Cargo Bikes And E-Assist Are Changing Bike Transportation, Brattleboro Group Says

Jun 2, 2015

A group based in Brattleboro is hoping you'll ditch your car and start taking your bike more often. VBike has teamed up with the state's alternative transportation agency, Go! Vermont, to provide consultation services to help you find the perfect bicycle to carry your kids, perhaps your groceries as well, and still make it up that hill. They hope to increase the usage of bikes for transportation in Vermont.

"The bike has been in some ways shrunken in its capacity to be able to carry us, for Vermonters to use it as a viable means of transportation," said Dave Cohen who, a bit tongue in cheek, describes himself as a "car reduction therapist." He actually is a psychotherapist and a self-described eco-psychologist, exploring people's relationship to the world. Cohen is the founder/director of VBike and he'll be providing free bike consultations for households, families and businesses. It's the first program of its kind in the United States.

Cohen said the hope is that people will discover a new generation of cargo bikes and electric-assist technology, which is making it way more comfortable to carry loads, including children.

"The bike has been in some ways shrunken in its capacity to be able to carry us, for Vermonters to use it as a viable means of transportation." - Dave Cohen, founder of VBike

While cargo bikes have been around for decades, the new generation bikes from companies like Yuba, Madsen and Xtracycle are long-tail bikes, which have an extended frame, allowing riders to carry kids and cargo easily. Riders can add electric assist, which consists of a battery, a controller and a motor. "What that provides is a supplementary boost, which particularly here in Brattleboro, and elsewhere in Vermont, we really need in order to become a viable option for as many Vermonters as possible," Cohen explained. He added that electronic assist also create a measure of safety and can mitigate for a lack of bike infrastructure in Vermont, because when going faster speeds, bikers can be more effective at taking control of the road.
 

"With a longer wheel base you have more stability. The ride is absolutely elegant. With electric assist you can carry passengers and really feel confident on the road in heavily trafficked areas."

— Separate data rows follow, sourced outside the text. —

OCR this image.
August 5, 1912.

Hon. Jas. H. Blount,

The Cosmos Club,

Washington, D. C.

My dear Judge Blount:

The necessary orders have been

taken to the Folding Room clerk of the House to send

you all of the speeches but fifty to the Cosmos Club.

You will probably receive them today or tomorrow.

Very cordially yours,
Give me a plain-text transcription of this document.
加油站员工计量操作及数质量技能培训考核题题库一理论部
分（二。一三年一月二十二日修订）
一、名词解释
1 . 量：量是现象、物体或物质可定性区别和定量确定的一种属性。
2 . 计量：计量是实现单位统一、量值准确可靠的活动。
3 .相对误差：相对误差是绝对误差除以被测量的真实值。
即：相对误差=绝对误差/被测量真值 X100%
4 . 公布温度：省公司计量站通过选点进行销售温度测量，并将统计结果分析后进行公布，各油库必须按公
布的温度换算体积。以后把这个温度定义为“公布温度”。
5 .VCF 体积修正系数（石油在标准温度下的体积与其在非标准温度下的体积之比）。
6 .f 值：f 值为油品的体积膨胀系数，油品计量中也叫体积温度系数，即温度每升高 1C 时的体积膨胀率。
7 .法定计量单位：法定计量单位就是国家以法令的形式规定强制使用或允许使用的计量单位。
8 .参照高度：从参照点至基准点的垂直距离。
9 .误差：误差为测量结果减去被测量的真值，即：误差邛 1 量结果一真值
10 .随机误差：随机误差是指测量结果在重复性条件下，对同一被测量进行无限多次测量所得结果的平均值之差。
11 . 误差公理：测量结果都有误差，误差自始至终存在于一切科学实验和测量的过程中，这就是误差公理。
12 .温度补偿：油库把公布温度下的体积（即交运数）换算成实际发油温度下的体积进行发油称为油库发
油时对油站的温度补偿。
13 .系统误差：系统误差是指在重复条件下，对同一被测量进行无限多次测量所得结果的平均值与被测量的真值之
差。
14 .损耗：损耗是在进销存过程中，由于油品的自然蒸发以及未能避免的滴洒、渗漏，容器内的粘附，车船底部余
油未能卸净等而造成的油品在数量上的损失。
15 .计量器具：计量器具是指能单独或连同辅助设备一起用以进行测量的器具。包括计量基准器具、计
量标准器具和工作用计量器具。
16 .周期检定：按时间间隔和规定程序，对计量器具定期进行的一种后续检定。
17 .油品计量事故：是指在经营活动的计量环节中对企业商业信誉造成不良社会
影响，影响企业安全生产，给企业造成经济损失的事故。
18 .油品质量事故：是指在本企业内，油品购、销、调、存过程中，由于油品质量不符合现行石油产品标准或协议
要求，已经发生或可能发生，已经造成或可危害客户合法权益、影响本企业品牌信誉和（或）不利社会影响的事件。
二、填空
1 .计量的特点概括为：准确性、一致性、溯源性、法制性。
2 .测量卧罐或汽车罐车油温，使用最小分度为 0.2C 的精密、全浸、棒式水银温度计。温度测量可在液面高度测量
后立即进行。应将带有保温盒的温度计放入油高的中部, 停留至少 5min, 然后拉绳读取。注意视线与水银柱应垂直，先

"With a longer wheel base you have more stability. The ride is absolutely elegant. With electric assist you can carry passengers and really feel confident on the road in heavily trafficked areas. You can go almost as fast as cars in a 25 mile per hour speed zone, but if you need to take over a lane, it's much easier."

The price for the bikes vary. Cohen said electric assist systems cost around $500 and cargo bikes with electric assist start at $2,500. While that may sound like a lot of money, Cohen said, "People in Vermont, where we have a big recreational bike culture, people buy bikes for $3,000-$4,000, they can't even carry a loaf of bread. We're talking about bikes that can carry 400 to 500 pounds." VSECU has extended their VGreen loan program to cover bikes.  

"We're an outdoor state.  The car is in some ways collapsing us into almost like a separate reality. The automobile has different levels of  dissociation or disconnection from the world," said Cohen. "We're disconnected from the very impact we have on the world, the very architecture of the automobile is designed for comfort so it edits out the ecological and social sensory nourishment that we absolutely need to bond and connect with the places that we inhabit."